Researchers at MIT have developed a noninvasive medical monitoring device powerful enough to detect single cells within blood vessels, yet small enough to wear like a wristwatch. One important aspect of this wearable device is that it can enable continuous monitoring of circulating cells in the human body.
The technology was presented online on March 3 by the journal npj Biosensing and is forthcoming in the journal’s print version.
The device — named CircTrek — was developed by researchers in the Nano-Cybernetic Biotrek research group, led by Deblina Sarkar, assistant professor at MIT and AT&T Career Development Chair at the MIT Media Lab. This technology could greatly facilitate early diagnosis of disease, detection of disease relapse, assessment of infection risk, and determination of whether a disease treatment is working, among other medical processes.
Whereas traditional blood tests are like a snapshot of a patient’s condition, CircTrek was designed to present real-time assessment, referred to in the npj Biosensing paper as having been “an unmet goal to date.” A different technology that offers monitoring of cells in the bloodstream with some continuity, in vivo flow cytometry, “requires a room-sized microscope, and patients need to be there for a long time,” says Kyuho Jang, a PhD student in Sarkar’s lab.
CircTrek, on the other hand, which is equipped with an onboard Wi-Fi module, could even monitor a patient’s circulating cells at home and send that information to the patient’s doctor or care team.
“CircTrek offers a path to harnessing previously inaccessible information, enabling timely treatments, and supporting accurate clinical decisions with real-time data,” says Sarkar. “Existing technologies provide monitoring that is not continuous, which can lead to missing critical treatment windows. We overcome this challenge with CircTrek.”
The device works by directing a focused laser beam to stimulate cells beneath the skin that have been fluorescently labeled. Such labeling can be accomplished with a number of methods, including applying antibody-based fluorescent dyes to the cells of interest or genetically modifying such cells so that they express fluorescent proteins.
For example, a patient receiving CAR T cell therapy, in which immune cells are collected and modified in a lab to fight cancer (or, experimentally, to combat HIV or Covid-19), could have those cells labeled at the same time with fluorescent dyes or genetic modification so the cells express fluorescent proteins. Importantly, cells of interest can also be labeled with in vivo labeling methods approved in humans. Once the cells are labeled and circulating in the bloodstream, CircTrek is designed to apply laser pulses to enhance and detect the cells’ fluorescent signal while an arrangement of filters minimizes low-frequency noise such as heartbeats.
“We optimized the optomechanical parts to reduce noise significantly and only capture the signal from the fluorescent cells,” says Jang.
Detecting the labeled CAR T cells, CircTrek could assess whether the cell therapy treatment is working. As an example, persistence of the CAR T cells in the blood after treatment is associated with better outcomes in patients with B-cell lymphoma.
To keep CircTrek small and wearable, the researchers were able to miniaturize the components of the device, such as the circuit that drives the high-intensity laser source and keeps the power level of the laser stable to avoid false readings.
The sensor that detects the fluorescent signals of the labeled cells is also minute, and yet it is capable of detecting a quantity of light equivalent to a single photon, Jang says.
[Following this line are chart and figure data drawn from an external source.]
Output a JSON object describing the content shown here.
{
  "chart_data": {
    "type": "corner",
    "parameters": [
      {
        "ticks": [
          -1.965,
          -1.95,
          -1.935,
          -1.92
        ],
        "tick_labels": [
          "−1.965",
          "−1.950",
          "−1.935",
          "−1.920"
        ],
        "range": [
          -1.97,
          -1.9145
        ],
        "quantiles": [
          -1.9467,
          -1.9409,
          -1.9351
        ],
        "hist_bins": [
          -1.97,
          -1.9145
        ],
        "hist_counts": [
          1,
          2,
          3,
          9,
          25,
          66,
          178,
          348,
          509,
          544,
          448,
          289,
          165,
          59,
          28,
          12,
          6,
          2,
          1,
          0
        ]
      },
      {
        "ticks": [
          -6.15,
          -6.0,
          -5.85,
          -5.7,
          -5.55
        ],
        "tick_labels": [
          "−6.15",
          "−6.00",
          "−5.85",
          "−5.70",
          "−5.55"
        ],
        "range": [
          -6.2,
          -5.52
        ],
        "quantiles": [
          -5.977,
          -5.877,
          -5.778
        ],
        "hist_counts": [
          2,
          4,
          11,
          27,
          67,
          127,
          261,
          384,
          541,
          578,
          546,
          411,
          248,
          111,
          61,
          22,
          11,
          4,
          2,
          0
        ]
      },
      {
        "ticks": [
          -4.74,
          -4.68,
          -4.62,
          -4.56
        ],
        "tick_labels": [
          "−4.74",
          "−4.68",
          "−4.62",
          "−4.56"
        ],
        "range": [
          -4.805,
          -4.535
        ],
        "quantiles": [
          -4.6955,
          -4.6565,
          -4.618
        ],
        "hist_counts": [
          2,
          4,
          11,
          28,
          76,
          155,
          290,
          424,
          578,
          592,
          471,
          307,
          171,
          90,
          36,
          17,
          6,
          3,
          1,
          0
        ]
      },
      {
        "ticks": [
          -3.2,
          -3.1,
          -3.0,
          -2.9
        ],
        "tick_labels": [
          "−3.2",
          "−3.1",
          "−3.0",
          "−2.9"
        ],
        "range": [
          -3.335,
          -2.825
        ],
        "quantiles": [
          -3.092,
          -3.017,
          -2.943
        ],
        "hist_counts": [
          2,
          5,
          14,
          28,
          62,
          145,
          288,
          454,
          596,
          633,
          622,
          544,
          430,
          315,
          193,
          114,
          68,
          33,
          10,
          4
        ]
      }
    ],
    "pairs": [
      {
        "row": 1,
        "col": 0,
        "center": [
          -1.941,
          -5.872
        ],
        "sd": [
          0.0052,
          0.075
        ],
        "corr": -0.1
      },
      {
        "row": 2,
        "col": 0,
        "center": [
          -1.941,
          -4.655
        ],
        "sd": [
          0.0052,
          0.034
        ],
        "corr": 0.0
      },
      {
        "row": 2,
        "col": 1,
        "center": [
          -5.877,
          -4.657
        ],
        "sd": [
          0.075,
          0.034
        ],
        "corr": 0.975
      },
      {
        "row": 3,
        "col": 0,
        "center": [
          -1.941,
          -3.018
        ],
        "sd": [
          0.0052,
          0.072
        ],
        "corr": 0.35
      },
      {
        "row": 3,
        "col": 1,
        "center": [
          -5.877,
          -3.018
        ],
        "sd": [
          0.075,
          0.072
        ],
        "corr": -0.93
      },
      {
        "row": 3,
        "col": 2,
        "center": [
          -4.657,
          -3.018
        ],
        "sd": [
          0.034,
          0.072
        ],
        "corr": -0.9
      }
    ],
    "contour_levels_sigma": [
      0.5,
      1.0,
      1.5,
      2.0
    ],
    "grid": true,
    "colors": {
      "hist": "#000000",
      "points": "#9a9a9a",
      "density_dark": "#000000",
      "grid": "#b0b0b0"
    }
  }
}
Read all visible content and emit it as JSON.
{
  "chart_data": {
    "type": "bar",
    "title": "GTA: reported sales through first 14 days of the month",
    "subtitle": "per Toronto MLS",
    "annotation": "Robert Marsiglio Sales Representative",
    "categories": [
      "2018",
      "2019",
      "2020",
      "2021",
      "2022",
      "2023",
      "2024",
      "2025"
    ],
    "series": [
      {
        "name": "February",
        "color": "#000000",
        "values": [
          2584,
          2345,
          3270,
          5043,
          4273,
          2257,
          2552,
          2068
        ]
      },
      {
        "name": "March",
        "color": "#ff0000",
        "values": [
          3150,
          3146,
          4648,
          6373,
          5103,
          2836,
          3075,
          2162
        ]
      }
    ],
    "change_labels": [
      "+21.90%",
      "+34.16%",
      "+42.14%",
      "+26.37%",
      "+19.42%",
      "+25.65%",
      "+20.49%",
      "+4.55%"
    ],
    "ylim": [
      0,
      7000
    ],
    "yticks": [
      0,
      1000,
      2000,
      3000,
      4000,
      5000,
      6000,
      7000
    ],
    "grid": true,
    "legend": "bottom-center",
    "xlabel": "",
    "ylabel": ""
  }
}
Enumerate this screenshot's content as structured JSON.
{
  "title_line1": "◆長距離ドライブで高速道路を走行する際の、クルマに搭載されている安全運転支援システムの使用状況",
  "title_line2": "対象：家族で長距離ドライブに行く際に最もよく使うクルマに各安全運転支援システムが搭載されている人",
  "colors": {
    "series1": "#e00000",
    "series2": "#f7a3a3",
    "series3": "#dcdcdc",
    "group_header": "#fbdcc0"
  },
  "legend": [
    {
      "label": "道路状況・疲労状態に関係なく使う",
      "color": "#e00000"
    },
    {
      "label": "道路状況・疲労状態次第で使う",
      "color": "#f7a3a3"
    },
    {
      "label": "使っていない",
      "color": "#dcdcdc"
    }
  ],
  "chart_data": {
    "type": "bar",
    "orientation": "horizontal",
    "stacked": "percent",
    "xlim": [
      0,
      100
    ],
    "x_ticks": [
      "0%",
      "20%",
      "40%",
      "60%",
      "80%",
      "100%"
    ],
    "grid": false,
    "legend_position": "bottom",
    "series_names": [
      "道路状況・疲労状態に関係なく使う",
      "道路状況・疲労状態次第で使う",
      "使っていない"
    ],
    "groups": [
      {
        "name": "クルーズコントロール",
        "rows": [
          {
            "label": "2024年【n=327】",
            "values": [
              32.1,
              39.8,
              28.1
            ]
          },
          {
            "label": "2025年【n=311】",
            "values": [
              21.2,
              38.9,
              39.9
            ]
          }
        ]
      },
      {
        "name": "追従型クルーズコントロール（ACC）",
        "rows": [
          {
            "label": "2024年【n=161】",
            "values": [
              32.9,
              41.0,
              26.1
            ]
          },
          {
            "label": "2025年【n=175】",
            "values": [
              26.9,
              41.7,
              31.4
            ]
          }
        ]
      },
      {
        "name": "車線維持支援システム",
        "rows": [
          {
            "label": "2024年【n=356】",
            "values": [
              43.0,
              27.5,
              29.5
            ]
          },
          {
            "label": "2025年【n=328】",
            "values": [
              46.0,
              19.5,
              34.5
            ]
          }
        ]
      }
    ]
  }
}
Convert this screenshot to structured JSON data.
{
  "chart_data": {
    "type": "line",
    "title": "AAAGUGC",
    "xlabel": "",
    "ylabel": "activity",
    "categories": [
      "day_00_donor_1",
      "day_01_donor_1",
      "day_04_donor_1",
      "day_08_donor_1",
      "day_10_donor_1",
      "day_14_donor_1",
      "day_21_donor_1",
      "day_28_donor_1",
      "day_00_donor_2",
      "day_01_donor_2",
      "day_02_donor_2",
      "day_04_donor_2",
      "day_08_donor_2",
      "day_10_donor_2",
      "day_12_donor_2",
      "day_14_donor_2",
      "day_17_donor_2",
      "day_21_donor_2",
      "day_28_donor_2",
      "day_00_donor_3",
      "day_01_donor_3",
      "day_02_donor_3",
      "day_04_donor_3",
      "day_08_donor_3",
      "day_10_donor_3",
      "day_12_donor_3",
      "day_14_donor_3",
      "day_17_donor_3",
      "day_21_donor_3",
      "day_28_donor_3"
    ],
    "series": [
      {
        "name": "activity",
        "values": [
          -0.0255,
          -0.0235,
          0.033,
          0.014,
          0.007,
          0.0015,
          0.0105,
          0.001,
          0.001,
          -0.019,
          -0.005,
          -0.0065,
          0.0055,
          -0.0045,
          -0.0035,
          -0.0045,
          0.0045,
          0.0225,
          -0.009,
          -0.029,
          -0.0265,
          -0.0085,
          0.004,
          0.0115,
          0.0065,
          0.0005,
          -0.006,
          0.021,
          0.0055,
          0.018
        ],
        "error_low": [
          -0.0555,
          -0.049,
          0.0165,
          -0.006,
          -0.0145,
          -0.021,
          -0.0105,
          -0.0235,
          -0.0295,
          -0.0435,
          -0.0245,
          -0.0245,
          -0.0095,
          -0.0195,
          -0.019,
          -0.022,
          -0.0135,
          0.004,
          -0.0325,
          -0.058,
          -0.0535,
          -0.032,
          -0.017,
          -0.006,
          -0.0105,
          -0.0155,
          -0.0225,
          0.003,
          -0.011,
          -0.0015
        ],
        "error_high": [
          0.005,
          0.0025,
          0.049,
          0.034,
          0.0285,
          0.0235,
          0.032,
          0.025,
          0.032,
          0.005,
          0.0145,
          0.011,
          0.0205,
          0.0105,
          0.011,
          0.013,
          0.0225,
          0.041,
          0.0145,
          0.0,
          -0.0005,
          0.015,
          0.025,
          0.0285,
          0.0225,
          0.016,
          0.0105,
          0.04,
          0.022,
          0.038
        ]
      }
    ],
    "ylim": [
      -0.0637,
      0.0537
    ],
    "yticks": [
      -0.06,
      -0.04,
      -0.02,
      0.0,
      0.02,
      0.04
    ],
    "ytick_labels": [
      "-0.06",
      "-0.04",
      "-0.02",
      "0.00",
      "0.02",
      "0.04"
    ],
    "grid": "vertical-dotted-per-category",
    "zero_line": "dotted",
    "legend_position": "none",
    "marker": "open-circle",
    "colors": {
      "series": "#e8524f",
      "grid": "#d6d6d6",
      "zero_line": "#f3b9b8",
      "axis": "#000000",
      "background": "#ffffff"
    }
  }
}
The device’s subcircuits, including the laser driver and the noise filters, were custom-designed to fit on a circuit board measuring just 42 mm by 35 mm, allowing CircTrek to be approximately the same size as a smartwatch.
CircTrek was tested on an in vitro configuration that simulated blood flow beneath human skin, and its single-cell detection capabilities were verified through manual counting with a high-resolution confocal microscope. For the in vitro testing, a fluorescent dye called Cyanine5.5 was employed. That particular dye was selected because it reaches peak activation at wavelengths within skin tissue’s optical window, or the range of wavelengths that can penetrate the skin with minimal scattering.
The safety of the device, particularly the temperature increase on experimental skin tissue caused by the laser, was also investigated. An increase of 1.51 degrees Celsius at the skin surface was determined to be well below heating that would damage tissue, with enough of a margin that even increasing the device’s area of detection, and its power, in order to ensure the observation of at least one blood vessel could be safely permitted.
While clinical translation of CircTrek will require further steps, Jang says its parameters can be modified to broaden its potential, so that doctors could be provided with critical information on nearly any patient.